Discussed now with @joeytalbot who is looking into it.
We've discovered the problem. It wasn't the rounding. But in the same commit I regenerated the mode split files, based on the latest updates to all the other scripts.
The recently introduced disaggregation code caused many of the origin and destination geo_codes to change, and this is what was causing the problem.
I think we've fixed this now, I'm just checking through to make sure.
Since we are on the topic, what do the percent fields mean? We aren't currently using these for data visualisation, but in the screenshot attached, almost none of the percentages for base and goactive actually add up to 100%. Data from the great-kneighton mode-split.csv file, but many inconsistencies of this kind throughout the mode-split sites. Some percentage blocks like the 3-6 band on go_active actually add up to 3138%?
The percentages should add up to something close to 100%. But some still seem to be a few percent off.
The new data seems to produce better results but it still seems like there are issues to me so re-opening.
Can you double check @joeytalbot ?
The GIF below looks better than the GIF above for the same place (Allerton Bywater) but still looks off to me.
Heads-up @joeytalbot I've just double checked the input desire line data and cannot see any issue with this so guess it must be your mode split code. Let me know, happy to chat about solutions.

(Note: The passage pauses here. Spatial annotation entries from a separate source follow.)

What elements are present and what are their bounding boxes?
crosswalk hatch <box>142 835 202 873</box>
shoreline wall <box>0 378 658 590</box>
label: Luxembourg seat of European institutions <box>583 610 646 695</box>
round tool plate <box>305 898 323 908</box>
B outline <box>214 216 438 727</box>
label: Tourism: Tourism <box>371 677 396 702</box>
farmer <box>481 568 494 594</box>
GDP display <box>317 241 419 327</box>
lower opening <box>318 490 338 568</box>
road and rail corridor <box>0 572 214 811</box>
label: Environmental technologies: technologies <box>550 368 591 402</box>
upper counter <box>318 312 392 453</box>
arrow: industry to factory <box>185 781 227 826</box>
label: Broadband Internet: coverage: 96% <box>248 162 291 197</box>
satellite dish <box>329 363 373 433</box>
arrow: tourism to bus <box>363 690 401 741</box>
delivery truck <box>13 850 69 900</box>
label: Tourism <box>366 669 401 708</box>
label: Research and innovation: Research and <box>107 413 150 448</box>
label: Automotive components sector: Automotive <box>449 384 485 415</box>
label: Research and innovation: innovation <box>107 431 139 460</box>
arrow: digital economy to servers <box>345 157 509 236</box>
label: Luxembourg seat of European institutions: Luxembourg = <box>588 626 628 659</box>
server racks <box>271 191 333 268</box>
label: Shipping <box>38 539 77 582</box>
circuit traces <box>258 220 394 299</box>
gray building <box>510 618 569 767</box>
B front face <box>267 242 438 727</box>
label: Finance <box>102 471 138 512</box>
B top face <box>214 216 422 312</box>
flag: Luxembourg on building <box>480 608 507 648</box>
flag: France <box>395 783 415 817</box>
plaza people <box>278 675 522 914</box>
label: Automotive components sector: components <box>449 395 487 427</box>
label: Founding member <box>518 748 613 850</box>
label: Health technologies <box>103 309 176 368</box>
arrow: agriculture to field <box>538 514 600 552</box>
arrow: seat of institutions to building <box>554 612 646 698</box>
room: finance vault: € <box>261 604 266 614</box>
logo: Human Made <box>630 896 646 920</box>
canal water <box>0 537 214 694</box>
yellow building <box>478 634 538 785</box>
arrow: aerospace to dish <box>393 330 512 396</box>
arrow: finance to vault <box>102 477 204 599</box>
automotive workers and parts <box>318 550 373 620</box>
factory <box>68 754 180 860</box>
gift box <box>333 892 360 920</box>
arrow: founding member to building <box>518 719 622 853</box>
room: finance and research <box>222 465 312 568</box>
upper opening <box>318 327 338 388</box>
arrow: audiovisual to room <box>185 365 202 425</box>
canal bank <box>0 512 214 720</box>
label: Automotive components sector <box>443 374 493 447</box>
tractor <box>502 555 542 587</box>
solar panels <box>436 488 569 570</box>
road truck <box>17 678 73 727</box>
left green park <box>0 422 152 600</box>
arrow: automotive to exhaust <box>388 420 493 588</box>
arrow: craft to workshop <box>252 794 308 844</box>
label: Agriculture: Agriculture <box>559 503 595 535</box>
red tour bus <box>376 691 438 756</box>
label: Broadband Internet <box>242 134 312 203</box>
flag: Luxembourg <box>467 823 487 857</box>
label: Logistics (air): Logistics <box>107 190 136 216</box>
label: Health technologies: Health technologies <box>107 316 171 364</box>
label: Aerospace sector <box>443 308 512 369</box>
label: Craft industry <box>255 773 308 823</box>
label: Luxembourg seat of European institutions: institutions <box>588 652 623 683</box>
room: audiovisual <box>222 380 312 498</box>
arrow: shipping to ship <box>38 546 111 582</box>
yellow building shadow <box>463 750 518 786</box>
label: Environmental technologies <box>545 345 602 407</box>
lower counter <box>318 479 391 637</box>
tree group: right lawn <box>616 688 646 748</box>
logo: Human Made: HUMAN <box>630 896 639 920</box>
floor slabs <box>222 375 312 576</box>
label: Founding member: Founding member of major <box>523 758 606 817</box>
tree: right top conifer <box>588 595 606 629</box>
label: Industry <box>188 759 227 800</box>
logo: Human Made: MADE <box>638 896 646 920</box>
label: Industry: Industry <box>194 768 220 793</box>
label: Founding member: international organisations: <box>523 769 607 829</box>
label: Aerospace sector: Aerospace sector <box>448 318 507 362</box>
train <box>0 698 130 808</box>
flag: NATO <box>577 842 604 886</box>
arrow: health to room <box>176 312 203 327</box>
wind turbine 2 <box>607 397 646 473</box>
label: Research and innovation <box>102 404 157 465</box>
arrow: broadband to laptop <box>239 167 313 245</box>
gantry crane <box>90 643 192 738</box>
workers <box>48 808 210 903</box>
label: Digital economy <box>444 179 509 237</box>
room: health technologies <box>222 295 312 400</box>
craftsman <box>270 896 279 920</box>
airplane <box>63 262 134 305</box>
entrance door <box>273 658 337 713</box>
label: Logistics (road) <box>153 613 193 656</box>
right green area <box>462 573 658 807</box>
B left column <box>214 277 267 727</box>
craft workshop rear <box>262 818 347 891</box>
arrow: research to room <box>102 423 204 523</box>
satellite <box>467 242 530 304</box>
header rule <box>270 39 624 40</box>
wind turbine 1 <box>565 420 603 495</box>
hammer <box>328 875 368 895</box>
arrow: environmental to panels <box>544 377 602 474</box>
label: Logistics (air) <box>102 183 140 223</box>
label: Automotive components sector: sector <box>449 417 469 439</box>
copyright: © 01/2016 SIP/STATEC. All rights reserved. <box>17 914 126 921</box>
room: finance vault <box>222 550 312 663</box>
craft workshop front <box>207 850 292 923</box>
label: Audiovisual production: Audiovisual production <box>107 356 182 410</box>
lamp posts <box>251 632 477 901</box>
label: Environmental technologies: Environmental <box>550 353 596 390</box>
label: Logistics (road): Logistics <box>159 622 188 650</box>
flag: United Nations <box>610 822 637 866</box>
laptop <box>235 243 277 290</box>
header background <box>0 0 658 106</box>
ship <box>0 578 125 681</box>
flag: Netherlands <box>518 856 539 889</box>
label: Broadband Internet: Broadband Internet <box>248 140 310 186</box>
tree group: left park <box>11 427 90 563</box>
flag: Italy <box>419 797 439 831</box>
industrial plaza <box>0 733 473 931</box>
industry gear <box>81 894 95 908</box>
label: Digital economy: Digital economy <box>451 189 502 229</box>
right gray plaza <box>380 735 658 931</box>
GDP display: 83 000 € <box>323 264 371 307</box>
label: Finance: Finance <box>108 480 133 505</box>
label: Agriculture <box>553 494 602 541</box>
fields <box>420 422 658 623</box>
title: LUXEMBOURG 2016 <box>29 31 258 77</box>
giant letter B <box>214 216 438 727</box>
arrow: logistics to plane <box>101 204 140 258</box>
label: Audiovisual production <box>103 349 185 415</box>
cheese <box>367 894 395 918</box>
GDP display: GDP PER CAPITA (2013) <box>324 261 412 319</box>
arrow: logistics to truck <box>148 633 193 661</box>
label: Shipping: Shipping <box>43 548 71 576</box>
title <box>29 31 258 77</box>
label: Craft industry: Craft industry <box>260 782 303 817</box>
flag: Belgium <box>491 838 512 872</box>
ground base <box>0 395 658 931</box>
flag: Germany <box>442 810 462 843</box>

Reproducible example showing it's an issue with the mode-split.csv
file:
I'm having a look
Cheers Joey.
This is now fixed in a pull request. https://github.com/cyipt/actdev/pull/139 The desire line disaggregation resulted in changes to the lengths of desire lines, and this is what led to the problem with the mode split charts.
Rounding errors will still mean some percentages add up to 101% or 99%, but I think that's fine.
Looking good, this is fixed. But should walking be going down in Go Active? This may be a problem with our uptake model code.
The development appears to be gaining several thousand new commuters in Go Active mode?